A location estimate refers to a typical or central value which best describes a given dataset. The mean and median are both examples of location estimators. However, the mean has a severe sensitivity to data outliers and can give erroneous values when even a small number of outliers are present. The median on the other hand, has a strong insensitivity to data outliers, but due to its non-smoothness it can behave unexpectedly in certain situations. GSL offers the following alternative location estimators, which are robust to the presence of outliers.

## Trimmed Mean¶

The trimmed mean, or truncated mean, discards a certain number of smallest and largest samples from the input vector before computing the mean of the remaining samples. The amount of trimming is specified by a factor $$\alpha \in [0,0.5]$$. Then the number of samples discarded from both ends of the input vector is $$\left\lfloor \alpha n \right\rfloor$$, where $$n$$ is the length of the input. So to discard 25% of the samples from each end, one would set $$\alpha = 0.25$$.

gsl_stats_trmean_from_sorted_data(data, alpha)

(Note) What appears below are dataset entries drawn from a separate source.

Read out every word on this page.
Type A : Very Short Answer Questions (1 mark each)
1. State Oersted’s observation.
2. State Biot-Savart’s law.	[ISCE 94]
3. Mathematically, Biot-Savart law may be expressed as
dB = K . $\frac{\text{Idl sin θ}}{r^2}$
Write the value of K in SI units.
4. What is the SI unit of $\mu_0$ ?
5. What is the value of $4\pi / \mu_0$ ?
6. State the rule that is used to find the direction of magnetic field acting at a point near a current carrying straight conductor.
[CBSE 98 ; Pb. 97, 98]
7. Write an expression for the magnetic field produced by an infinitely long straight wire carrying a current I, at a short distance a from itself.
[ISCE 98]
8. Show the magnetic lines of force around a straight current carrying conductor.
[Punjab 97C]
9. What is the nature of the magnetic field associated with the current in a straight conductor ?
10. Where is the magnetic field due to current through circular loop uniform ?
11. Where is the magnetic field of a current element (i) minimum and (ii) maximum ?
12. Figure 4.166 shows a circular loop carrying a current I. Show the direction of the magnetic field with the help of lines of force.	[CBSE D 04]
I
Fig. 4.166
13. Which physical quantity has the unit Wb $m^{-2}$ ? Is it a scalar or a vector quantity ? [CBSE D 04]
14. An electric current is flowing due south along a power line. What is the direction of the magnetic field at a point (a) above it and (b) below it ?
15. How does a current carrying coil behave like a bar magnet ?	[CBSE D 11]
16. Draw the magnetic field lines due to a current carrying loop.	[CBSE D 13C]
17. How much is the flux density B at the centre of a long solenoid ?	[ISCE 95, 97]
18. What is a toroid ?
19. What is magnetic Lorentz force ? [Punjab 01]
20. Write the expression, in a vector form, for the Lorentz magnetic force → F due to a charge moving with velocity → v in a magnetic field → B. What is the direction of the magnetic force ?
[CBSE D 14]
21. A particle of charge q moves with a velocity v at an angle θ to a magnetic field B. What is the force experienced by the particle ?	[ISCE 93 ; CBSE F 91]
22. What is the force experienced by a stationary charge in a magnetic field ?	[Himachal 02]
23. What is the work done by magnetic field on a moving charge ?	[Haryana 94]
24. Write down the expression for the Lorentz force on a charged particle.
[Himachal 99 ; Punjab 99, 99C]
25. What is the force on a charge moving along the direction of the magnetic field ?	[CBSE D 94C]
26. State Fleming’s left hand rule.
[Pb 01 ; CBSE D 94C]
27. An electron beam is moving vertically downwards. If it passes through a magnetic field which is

This function returns the trimmed mean of sorted_data. The elements of the array must be in ascending numerical order. There are no checks to see whether the data are sorted, so the function gsl_sort() should always be used first. The trimming factor $$\alpha$$ is given in alpha. If $$\alpha \ge 0.5$$, then the median of the input is returned.

## Gastwirth Estimator¶

Gastwirth’s location estimator is a weighted sum of three order statistics,

$gastwirth = 0.3 \times Q_{\frac{1}{3}} + 0.4 \times Q_{\frac{1}{2}} + 0.3 \times Q_{\frac{2}{3}}$

where $$Q_{\frac{1}{3}}$$ is the one-third quantile, $$Q_{\frac{1}{2}}$$ is the one-half quantile (i.e. median), and $$Q_{\frac{2}{3}}$$ is the two-thirds quantile.

gsl_stats_gastwirth_from_sorted_data(sorted_data)

This function returns the Gastwirth location estimator of sorted_data. The elements of the array must be in ascending numerical order. There are no checks to see whether the data are sorted, so the function gsl_sort() should always be used first.